Pour de nombreux travailleurs iraniens qui peinent déjà à subvenir à leurs besoins essentiels en nourriture et en logement, même de brèves interruptions des services médicaux peuvent plonger les familles encore plus profondément dans la catastrophe.
Les travailleurs décrivent de plus en plus le système comme fondamentalement déséquilibré. Les autorités de la sécurité sociale restent extrêmement strictes quant au recouvrement des cotisations d'assurance, pourtant, le moindre dysfonctionnement administratif entraîne immédiatement la suspension des services médicaux.

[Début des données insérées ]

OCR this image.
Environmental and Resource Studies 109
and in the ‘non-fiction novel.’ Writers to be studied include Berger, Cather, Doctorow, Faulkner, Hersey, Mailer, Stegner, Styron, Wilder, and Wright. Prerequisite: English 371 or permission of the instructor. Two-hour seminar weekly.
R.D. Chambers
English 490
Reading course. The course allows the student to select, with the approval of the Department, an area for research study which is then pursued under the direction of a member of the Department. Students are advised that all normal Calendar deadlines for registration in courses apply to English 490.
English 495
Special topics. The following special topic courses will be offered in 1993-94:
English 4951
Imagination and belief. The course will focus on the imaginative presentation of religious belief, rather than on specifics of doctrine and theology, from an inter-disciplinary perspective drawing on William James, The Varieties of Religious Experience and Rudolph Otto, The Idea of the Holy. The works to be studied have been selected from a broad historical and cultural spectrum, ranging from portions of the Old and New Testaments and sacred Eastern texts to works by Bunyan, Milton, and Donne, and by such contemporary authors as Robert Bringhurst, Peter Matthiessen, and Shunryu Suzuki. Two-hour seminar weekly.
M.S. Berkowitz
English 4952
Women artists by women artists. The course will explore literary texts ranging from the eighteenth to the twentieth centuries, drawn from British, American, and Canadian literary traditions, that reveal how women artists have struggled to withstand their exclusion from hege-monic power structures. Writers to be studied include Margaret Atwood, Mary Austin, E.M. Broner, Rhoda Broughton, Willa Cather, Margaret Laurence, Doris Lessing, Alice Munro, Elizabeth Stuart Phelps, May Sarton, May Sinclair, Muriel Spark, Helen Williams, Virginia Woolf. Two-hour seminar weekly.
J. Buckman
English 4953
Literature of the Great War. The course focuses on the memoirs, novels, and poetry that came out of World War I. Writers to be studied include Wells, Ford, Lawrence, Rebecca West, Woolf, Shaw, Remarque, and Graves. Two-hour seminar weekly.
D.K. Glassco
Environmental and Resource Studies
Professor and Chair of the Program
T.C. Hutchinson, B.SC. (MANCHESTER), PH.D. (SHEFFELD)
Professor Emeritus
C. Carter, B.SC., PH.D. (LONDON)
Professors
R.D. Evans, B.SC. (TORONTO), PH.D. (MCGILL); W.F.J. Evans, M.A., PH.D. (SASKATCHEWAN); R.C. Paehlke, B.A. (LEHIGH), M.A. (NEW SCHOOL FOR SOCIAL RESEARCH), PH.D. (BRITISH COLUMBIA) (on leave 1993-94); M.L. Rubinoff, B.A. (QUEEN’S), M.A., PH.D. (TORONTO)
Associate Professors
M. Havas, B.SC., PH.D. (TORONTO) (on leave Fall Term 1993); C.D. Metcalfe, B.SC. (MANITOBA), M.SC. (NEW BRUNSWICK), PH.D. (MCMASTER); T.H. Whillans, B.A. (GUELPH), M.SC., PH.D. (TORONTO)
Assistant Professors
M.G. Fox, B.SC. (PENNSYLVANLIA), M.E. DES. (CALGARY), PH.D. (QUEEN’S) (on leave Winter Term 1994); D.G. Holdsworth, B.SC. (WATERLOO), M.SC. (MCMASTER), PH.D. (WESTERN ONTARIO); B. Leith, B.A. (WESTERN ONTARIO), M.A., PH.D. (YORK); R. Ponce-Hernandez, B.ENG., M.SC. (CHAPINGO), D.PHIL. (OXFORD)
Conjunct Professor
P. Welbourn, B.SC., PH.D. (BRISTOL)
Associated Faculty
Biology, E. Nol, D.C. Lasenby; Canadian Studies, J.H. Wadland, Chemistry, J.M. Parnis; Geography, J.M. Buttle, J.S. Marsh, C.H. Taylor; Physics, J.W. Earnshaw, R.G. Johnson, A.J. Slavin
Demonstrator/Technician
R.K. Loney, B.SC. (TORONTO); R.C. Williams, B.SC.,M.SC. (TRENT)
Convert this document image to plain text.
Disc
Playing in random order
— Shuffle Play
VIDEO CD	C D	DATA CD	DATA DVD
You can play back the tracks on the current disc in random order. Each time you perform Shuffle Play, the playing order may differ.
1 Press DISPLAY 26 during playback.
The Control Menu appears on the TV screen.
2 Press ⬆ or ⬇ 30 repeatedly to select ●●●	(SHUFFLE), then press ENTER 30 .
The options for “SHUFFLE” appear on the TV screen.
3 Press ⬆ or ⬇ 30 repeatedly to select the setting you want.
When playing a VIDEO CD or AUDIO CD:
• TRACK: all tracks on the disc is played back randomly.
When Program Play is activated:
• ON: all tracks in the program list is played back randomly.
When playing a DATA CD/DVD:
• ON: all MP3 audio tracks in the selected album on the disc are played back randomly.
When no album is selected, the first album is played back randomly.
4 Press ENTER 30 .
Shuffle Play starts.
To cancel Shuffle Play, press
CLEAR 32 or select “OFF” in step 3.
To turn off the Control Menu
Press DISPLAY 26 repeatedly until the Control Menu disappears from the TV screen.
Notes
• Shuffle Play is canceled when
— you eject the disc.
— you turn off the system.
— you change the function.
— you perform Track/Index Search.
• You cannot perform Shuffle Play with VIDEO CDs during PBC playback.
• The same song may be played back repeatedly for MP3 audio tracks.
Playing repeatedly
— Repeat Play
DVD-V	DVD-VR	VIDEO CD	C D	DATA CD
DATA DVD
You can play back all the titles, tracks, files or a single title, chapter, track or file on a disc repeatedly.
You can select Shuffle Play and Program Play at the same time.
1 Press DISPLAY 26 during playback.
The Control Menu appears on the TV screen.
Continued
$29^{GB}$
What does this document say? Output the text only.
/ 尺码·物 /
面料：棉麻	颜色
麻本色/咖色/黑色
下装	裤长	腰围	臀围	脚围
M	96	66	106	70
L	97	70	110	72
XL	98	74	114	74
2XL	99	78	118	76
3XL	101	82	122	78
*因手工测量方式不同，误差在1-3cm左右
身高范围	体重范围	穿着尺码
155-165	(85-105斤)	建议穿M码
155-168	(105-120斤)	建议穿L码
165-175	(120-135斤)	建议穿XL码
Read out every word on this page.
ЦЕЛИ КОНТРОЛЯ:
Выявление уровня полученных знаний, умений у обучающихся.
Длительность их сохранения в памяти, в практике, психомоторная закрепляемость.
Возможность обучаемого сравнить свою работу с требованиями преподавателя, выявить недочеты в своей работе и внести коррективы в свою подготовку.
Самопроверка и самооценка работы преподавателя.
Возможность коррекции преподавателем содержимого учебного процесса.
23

De nombreux sont ceux qui pensent aujourd'hui que le système de santé iranien ne fonctionne plus comme une protection sociale pour les travailleurs, mais plutôt comme un mécanisme de pression supplémentaire contre la classe ouvrière du pays.
La crise devient encore plus douloureuse pour les travailleurs qui approchent de l'âge de la retraite.
Selon les procédures actuelles, une fois l'admissibilité à la retraite confirmée, les travailleurs sont tenus de quitter leur emploi immédiatement. Cependant, l'établissement des décisions définitives concernant la retraite peut prendre des mois. Durant cette période administrative, de nombreux retraités se retrouvent de fait privés d'accès aux services de santé.
Cela se produit précisément à un stade de la vie où les soins médicaux deviennent plus essentiels que jamais.
Des militants syndicaux signalent que le délai entre la cessation d'emploi et l'obtention de la pension définitive peut atteindre quatre mois. Pendant ces quatre mois, les travailleurs âgés se retrouvent souvent sans revenu stable, sans sécurité d'emploi et sans accès aux soins médicaux, pris au piège d'interminables files d'attente administratives.
Ce qui se déroule aujourd'hui au sein du système de sécurité sociale de l'establishment clérical au pouvoir n'est pas simplement un dysfonctionnement administratif ou une négligence technique. C'est le reflet d'une structure plus vaste qui ne cesse de faire peser le fardeau des crises, de la corruption et de l'inefficacité sur les travailleurs et les plus démunis.
Il en résulte un système dans lequel ceux qui ont passé des décennies à payer des primes d'assurance se voient désormais refuser l'un des droits humains les plus fondamentaux en cas de maladie et de vieillesse : l'accès aux soins médicaux.
Dans l’Iran d’aujourd’hui, même le système de santé est devenu un autre domaine où les citoyens ordinaires subissent les conséquences d’une défaillance systémique.